I bent over his shoulder and watched him read from big wild crowtracks of Chinese signs: "Climbing up Cold Mountain path, Cold Mountain path goes on and on, long gorge choked with scree and boulders, wide creek and mist-blurred grass, moss is slippery though there's been no rain, pine sings but there's no wind, who can leap the world's ties and sit with me among white clouds?"

"Wow."

"Course that's my own translation into English, you see there are five signs for each line and I have to put it in Western prepositions and articles and such."

"Why don't you just translate it as it is, five signs, five words? What's those first five signs?"

"Sign for climbing, sign for up, sign for cold, sign for mountain, sign for path."

"Well then, translate it 'Climbing up Cold Mountain path'."

"Yeah, but what do you do with the sign for long, sign for gorge, sign for choke, sign for avalanche, sign for boulders?"

"Where's that?"

"That's the third line, would have to read 'Long gorge choke avalanche boulders'."

"Well that's even better!"

"Well yeah, I thought of that, but I have to have this pass the approval of Chinese scholars here at the university and have it clear in English."

*

It's an exchange that will be familiar to anyone who has ever worked collaboratively on a translation. Kerouac has captured a classic ying and yang of cotranslation, with one translator (Snyder) pushing for adding more context and implied grammar from the target language, while the other translator (Kerouac) pushes for a more blunt, stark, literal translation of the source.

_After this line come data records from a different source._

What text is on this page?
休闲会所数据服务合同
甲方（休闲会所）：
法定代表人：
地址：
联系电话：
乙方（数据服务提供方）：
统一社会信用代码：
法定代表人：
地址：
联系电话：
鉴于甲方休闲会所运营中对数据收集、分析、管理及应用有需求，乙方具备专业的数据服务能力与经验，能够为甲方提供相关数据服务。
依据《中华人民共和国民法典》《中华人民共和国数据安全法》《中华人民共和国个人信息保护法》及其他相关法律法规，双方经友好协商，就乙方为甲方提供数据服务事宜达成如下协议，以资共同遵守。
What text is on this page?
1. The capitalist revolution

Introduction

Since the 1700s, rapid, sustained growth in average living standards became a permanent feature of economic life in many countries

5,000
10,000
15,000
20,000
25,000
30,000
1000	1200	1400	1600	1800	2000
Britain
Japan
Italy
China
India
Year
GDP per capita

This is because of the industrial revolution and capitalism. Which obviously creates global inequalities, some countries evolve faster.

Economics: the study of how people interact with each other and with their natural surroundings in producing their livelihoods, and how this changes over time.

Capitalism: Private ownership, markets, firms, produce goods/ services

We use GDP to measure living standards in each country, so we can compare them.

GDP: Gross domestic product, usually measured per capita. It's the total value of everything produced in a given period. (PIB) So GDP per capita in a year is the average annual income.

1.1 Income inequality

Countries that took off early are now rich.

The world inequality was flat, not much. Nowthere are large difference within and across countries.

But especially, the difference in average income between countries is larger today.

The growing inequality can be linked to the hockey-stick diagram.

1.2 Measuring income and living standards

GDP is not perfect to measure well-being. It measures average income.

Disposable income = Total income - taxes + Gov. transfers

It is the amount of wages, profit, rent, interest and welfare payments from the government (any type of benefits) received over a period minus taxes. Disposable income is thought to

Note that this insightful passage about revision in poetic cotranslation is the work of the ballyhooed master of "spontaneous prose". The Beats gave generations of writers the liberty to let their words flow without revision of editing, but in fact they were skilled revisers and editors of themselves and each other.

For the outcome of this wrangling over the revision, we can look to Snyder's published translations of Han Shan (1958):

     Clambering up the Cold Mountain path,
     The Cold Mountain trail goes on and on:
     The long gorge choked with scree and boulders

I'd say Jack helped him out here.

**

Image of Kerouac retyping his scroll of The Dharma Bums borrowed from Pitoucat.